Gameday Beers of the Week: LSU
Geaux Creauxft Beeauxr or however this Cajun word construction is supposed to work. I swear, for every 10 feet that the state goes below sea level they just add a letter onto the spelling of their vowel sounds.
Six-pack beer of the week: NOLA Hopitoulas IPA
Forget Abita; their Amber is fine enough I guess but even the most old-guard of jazz clubs on Frenchman Street have a formidable compliment of beers from New Orleans’ real craft beer choice — NOLA Brewing. They’re in the city, right on Tchoupitoulas Street, truly local. And I saw the IPA named after that street, Hopitoulas, on tap pretty much everywhere in New Orleans. It’s legitimately one of the hoppiest IPAs in the South, with a pretty classic citrus pith bitterness. It’s easier to crush bottles of Abita Purple Haze or something, but for this game you’ll want a beer that can compete with whatever homebrewed malt beverage conditioned on State Fair mini corn dogs inside of an absinthe cask thing that LSU fans roll into Tuscaloosa tailgates with.
Celebration beer of the week: Bayou Teche Biere Joi
Bayou Teche, meanwhile, brews down in the Acadian swap lands. While their money makers are a pale ale and a schwarzbier, they prefer to brew experimental malty farmhouse ales. Think France’s biere de garde style, only gone Cajun, expressing the terroir of Carcosa. Biere Joi is a dark ale aged on French oak barrels with coffee and chili peppers. This’ll wake you up with more force than the triple-reverse fake 2-point conversion drop kick for the extra point attempt that Les Miles will call to make it a harder-than-it-has-to-be tie ball game with 8 minutes left in the second quarter.

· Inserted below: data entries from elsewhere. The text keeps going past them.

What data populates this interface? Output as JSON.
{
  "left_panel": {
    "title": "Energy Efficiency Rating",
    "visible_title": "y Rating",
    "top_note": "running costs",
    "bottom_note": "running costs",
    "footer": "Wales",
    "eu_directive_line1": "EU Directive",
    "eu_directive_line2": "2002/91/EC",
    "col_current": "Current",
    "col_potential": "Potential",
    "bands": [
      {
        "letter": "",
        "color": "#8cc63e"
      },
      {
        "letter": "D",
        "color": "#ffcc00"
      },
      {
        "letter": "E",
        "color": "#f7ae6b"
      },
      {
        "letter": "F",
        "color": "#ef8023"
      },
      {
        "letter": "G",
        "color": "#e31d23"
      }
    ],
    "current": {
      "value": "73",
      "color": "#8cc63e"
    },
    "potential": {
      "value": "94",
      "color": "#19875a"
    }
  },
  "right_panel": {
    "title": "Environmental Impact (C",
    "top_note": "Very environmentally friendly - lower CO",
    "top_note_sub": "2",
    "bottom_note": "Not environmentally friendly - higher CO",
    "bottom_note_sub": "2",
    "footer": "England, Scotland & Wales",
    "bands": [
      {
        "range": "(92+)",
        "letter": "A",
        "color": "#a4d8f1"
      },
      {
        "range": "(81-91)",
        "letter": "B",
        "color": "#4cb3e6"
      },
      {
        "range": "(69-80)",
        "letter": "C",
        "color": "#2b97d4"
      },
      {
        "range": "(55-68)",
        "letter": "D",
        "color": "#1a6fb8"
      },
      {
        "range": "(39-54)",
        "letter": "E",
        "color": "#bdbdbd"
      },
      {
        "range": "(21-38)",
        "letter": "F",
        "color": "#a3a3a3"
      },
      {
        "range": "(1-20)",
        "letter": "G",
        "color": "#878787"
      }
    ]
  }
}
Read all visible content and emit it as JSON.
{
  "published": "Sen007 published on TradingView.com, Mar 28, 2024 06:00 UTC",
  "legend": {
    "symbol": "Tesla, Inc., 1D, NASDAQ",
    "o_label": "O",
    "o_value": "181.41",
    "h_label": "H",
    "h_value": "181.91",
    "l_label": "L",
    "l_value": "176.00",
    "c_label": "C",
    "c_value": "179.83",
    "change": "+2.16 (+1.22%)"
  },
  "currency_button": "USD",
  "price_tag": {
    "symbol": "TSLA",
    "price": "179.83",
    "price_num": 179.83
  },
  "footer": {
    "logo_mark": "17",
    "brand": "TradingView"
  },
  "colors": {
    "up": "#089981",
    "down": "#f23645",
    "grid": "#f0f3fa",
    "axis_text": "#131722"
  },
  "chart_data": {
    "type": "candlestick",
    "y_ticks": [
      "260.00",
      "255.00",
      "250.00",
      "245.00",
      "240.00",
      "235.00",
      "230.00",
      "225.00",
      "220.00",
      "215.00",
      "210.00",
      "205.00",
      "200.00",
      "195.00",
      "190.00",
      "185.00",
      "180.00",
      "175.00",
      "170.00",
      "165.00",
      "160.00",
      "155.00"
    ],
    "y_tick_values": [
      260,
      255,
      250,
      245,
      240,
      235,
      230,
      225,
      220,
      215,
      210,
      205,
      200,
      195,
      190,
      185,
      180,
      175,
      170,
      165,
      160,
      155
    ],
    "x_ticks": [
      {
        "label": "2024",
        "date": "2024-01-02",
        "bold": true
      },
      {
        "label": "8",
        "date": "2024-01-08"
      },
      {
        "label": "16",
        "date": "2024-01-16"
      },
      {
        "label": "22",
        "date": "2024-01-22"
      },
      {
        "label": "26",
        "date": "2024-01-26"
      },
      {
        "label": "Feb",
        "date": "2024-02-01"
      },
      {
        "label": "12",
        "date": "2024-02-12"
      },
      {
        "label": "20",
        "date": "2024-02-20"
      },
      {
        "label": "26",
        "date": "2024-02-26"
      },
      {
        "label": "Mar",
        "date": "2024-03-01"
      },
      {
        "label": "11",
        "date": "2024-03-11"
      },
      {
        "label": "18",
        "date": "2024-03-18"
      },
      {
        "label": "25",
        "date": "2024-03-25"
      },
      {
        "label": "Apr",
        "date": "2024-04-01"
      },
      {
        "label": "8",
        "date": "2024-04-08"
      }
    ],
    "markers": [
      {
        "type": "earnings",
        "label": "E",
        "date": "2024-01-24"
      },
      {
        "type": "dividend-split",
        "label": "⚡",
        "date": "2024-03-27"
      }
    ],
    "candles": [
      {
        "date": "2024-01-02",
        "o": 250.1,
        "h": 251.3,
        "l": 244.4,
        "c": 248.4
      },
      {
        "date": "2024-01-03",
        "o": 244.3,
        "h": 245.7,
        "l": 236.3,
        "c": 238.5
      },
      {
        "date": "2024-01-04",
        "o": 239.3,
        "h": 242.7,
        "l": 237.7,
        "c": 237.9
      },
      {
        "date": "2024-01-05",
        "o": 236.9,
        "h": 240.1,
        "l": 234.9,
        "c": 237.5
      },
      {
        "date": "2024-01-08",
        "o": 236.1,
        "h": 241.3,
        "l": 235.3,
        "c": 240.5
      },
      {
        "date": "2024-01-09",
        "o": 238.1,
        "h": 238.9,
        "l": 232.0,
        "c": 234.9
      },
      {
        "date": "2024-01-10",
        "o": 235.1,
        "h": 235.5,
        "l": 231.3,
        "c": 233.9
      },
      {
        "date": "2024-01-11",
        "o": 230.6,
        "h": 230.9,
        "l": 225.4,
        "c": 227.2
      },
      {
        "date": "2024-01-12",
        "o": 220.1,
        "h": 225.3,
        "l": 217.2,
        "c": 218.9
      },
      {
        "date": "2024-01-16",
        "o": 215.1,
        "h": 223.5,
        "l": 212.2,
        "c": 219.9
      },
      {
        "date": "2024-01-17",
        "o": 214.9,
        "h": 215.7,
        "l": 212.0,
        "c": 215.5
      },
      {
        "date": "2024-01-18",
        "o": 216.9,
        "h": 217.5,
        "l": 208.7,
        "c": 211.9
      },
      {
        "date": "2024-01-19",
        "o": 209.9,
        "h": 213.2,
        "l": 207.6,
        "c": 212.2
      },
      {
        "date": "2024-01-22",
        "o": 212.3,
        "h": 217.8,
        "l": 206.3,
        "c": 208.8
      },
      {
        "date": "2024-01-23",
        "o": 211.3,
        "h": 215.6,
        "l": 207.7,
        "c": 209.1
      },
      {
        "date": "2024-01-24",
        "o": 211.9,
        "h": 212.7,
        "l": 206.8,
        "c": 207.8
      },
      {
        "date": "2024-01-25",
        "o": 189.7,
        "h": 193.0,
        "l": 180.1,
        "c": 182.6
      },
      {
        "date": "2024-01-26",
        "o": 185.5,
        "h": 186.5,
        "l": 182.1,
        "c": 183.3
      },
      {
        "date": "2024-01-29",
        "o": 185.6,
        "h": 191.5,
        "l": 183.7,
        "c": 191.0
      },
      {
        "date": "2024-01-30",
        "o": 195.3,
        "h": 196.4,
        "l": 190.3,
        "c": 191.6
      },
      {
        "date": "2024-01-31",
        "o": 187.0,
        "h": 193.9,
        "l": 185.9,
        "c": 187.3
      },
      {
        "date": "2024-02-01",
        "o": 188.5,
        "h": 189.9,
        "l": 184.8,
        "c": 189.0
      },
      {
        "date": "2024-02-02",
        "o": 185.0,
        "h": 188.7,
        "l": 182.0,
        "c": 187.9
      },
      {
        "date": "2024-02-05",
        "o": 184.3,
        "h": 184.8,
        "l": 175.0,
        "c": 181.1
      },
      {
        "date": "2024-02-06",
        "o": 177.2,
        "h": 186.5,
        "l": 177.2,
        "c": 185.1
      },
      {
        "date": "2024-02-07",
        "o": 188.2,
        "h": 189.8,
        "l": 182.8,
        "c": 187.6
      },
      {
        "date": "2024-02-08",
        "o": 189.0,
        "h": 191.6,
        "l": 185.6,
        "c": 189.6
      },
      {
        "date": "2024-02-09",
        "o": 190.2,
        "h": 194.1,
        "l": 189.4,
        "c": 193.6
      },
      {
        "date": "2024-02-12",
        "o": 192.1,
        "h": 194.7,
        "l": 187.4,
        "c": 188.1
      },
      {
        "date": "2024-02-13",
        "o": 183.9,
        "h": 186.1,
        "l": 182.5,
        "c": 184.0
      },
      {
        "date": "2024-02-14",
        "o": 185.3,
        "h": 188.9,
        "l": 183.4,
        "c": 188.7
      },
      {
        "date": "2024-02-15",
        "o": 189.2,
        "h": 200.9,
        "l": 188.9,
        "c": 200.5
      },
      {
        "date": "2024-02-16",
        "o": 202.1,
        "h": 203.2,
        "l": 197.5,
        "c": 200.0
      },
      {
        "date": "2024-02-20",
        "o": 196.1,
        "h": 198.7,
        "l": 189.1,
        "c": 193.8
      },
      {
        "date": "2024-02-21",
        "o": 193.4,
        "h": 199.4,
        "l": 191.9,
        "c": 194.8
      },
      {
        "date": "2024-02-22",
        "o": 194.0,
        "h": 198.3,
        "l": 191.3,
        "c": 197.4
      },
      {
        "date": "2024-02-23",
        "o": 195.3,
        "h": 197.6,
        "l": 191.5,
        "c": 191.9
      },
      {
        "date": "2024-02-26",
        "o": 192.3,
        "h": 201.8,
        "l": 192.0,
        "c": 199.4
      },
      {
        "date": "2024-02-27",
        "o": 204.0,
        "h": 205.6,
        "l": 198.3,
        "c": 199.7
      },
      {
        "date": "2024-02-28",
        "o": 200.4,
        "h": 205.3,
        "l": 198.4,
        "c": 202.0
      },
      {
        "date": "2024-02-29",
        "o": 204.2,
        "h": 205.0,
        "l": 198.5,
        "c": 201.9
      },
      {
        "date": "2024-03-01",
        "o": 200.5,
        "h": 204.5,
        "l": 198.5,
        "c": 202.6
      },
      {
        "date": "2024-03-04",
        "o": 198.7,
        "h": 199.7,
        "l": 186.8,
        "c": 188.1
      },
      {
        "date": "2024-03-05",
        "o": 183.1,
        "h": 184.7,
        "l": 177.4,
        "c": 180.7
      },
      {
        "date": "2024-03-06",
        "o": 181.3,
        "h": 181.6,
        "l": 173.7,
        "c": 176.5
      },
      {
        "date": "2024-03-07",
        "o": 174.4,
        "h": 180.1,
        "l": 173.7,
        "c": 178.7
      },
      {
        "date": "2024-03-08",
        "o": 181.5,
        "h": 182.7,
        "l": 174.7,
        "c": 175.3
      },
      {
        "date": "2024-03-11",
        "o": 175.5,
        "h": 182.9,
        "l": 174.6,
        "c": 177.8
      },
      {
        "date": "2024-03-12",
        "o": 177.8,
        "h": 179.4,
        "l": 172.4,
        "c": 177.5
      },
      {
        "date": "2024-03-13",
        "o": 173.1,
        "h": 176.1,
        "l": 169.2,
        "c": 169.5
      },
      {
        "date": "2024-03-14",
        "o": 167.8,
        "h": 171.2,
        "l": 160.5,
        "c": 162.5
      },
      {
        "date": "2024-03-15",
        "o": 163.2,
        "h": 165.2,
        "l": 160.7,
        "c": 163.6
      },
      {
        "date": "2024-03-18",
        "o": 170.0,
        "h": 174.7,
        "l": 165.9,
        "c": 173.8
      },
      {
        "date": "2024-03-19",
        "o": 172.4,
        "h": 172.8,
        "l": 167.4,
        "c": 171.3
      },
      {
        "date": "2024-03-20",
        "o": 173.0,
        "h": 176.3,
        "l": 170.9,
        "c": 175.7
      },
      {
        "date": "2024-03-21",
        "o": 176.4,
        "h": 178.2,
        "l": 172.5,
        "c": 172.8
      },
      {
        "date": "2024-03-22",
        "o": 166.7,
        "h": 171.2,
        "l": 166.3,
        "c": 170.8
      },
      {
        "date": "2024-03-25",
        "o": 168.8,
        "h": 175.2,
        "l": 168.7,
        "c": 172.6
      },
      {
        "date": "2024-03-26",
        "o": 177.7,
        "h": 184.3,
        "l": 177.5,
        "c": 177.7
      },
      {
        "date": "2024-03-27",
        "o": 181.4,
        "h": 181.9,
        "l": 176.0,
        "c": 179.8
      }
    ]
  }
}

Heck, think beyond celebration beer — use this to wake yourself up with the next morning.
Grandpa beer of the week: Dixie
There’s a neat looking warehouse in New Orleans that’s been shut down ever since the Katrina flooding. You can still clearly make out “Dixie Beer” on that building’s silver top, even though Dixie Lager hasn’t been brewed there for a decade plus. It’d be great to have the brewery back in operation someday instead of settling for contracting the beer in Wisconsin. Dixie lager has been in production since 1907, making it one of the South’s oldest, premier commercial lagers. It tastes how you’d expect: virtually indistinguishable from other regional lagers. It’s maybe the most normal thing to ever come out of New Orleans.
Louisiana beer to avoid at all costs: Abita Andygator
Andygator gave me one of my worst hangovers I’ve ever had, and I only had a single pint of it. It bill itself as a “Helles Dopplebock” which essentially means its an imperial strength pale lager. If malt liquor can be likened to a 34 year old guy with no ambition or career prospects, then Andygator is that same guy at age 22, right in the beginnings of his crippling porn addiction. It smells and tastes like Grape Nuts and bubble gum & a hint of grocery store Pinot Grigio. It tastes like spent grain and cotton candy. It’s all grain sweetness, it’s 8% ABV, it tastes & feels like 12% ABV, and it is tantamount to a war crime. I would legitimately drink that homebrew conditioned on mini corn dogs before I ever so much as smell an Andygator ever again.